In recent months, however, Cisco's main rivals in the video space have begun to aggressively challenge the networking titan -- Polycom, for example, with an ambitious channel revamp and acquisition of HP's video unit, and LifeSize with the promise of greater integration between LifeSize's business and parent Logitech's. Smaller upstarts like Vidyo, whose lower-cost multiscreen 1080p60 telepresence has attracted plenty of attention, are also on the move.
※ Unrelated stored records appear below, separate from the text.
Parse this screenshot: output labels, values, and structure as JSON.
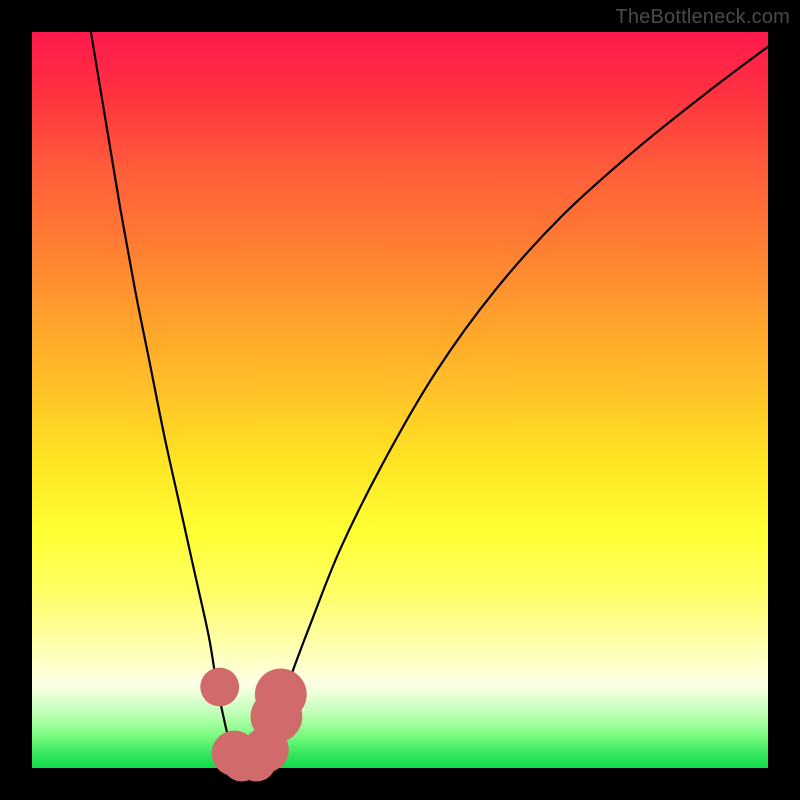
{
  "watermark": "TheBottleneck.com",
  "chart_data": {
    "type": "line",
    "title": "",
    "xlabel": "",
    "ylabel": "",
    "xlim": [
      0,
      100
    ],
    "ylim": [
      0,
      100
    ],
    "gradient_stops": [
      {
        "pos": 0,
        "color": "#ff1a4d"
      },
      {
        "pos": 18,
        "color": "#ff5a3a"
      },
      {
        "pos": 38,
        "color": "#ff9d2d"
      },
      {
        "pos": 58,
        "color": "#ffe324"
      },
      {
        "pos": 76,
        "color": "#ffff66"
      },
      {
        "pos": 88,
        "color": "#ffffe0"
      },
      {
        "pos": 94,
        "color": "#a0ff9c"
      },
      {
        "pos": 100,
        "color": "#10d84a"
      }
    ],
    "series": [
      {
        "name": "bottleneck-curve",
        "stroke": "#000000",
        "x": [
          8,
          10,
          12,
          14,
          16,
          18,
          20,
          22,
          24,
          25,
          26,
          27,
          28,
          29,
          30,
          31,
          32,
          33,
          35,
          38,
          42,
          48,
          55,
          63,
          72,
          82,
          92,
          100
        ],
        "values": [
          100,
          88,
          76,
          65,
          55,
          45,
          36,
          27,
          18,
          12,
          7,
          3,
          1,
          0,
          0,
          1,
          3,
          6,
          12,
          20,
          30,
          42,
          54,
          65,
          75,
          84,
          92,
          98
        ]
      }
    ],
    "markers": [
      {
        "name": "marker-left",
        "x": 25.5,
        "y": 11,
        "r": 1.2,
        "color": "#d16a6a"
      },
      {
        "name": "marker-min-a",
        "x": 27.5,
        "y": 2.0,
        "r": 1.4,
        "color": "#d16a6a"
      },
      {
        "name": "marker-min-b",
        "x": 28.5,
        "y": 0.8,
        "r": 1.2,
        "color": "#d16a6a"
      },
      {
        "name": "marker-min-c",
        "x": 30.5,
        "y": 0.8,
        "r": 1.2,
        "color": "#d16a6a"
      },
      {
        "name": "marker-min-d",
        "x": 31.8,
        "y": 2.5,
        "r": 1.4,
        "color": "#d16a6a"
      },
      {
        "name": "marker-right-a",
        "x": 33.2,
        "y": 7.0,
        "r": 1.6,
        "color": "#d16a6a"
      },
      {
        "name": "marker-right-b",
        "x": 33.8,
        "y": 10.0,
        "r": 1.6,
        "color": "#d16a6a"
      }
    ]
  }
}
Cisco, said Wyatt, worked to eliminate many of the initial headaches surrounding the Tandberg integration, including the merging of the channel programs and the new ordering process for former Tandberg products that was inaugurated on Jan. 31. Cisco now has about 1,200 partners selling videoconferencing products in its telepresence portfolio.

"Most of the growing pains and integration are behind us now," Wyatt said. "And I think our partners are incredibly excited for what we've done with interoperability, and what we're doing to simplify and tie a lot of this together. There's a lot of learning that's going on."

Video and collaboration have been bright spots in an otherwise difficult stretch of quarterly earnings reports for Cisco. Wyatt said that all of Cisco's video and telepresence products are growing, but there's been "exceptional" growth in the EX series, which are Cisco's desktop telepresence offerings.